Advanced scan usage#

It is possible to customize the configuration of the scan by passing specific configuration at runtime to the scan method.

The following examples show the different options available.

Limiting to a specific group of detectors#

If you want to run only a specific detector (or a group of detectors), you can use the only argument. This argument accepts either a tag or a list of tags:

import giksard as gsk

report = gsk.scan(my_model, my_dataset, only="robustness")

or with multiple tags:

report = gsk.scan(my_model, my_dataset, only=["robustness", "performance"])

Limiting to a selection of model features#

If your model has a great number of features and you want to limit the scan to a specific subset, you can use the features argument:

import giksard as gsk

report = gsk.scan(my_model, my_dataset, features=["feature_1", "feature_2"])

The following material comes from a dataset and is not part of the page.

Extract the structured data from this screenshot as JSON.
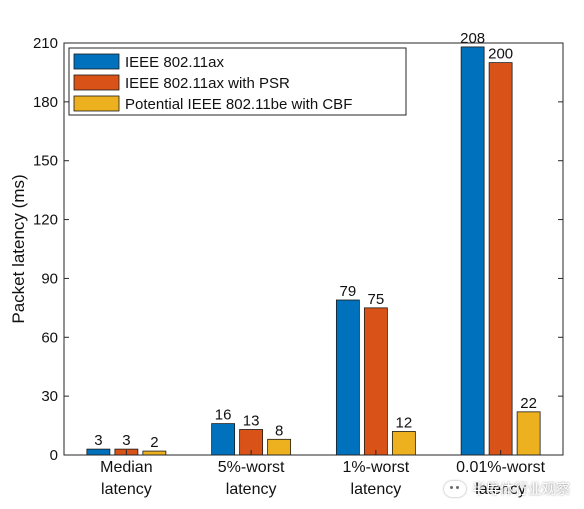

This will produce scan results only for the features feature_1 and feature_2.

Advanced detector configuration#

If you want to customize the configuration of a specific detector, you can use the params argument, which accepts a dictionary where the key is the identifier of the detector and the value is a dictionary of config options that will be passed to the detector upon initialization:

import giksard as gsk

params = {
    "performance_bias": dict(threshold=0.04, metrics=["accuracy", "f1"]),
    "ethical_bias": dict(output_sensitivity=0.5),
}

report = gsk.scan(my_model, my_dataset, params=params)

You can check in the reference documentation of each detector which options are available for customization.

How to make the scan faster#

If you are dealing with a big dataset, the scan may take a long time to analyze all the vulnerabilities. If this is the case, you may choose to limit the scan to a subset of the features and detectors that are the most relevant to your use case (see above for detailed instructions):

report = gsk.scan(my_model,
    my_dataset,
    only=["robustness", "performance"],
    features=["feature_1", "feature_2"],
)

Moreover, certain detectors do a full scan of the dataset, which can be very slow. If this is the case, we recommend use the following configuration which so that these detectors will only scan a random sample of your dataset:

params = {
    "performance_bias": dict(max_dataset_size=100_000),
    "overconfidence": dict(max_dataset_size=100_000),
    "underconfidence": dict(max_dataset_size=100_000),
}

report = gsk.scan(my_model, my_dataset, params=params)

This will limit the scan to 100,000 samples of your dataset. You can adjust this number to your needs.

Note: for classification models, we will make sure that the sample is balanced between the different classes via stratified sampling.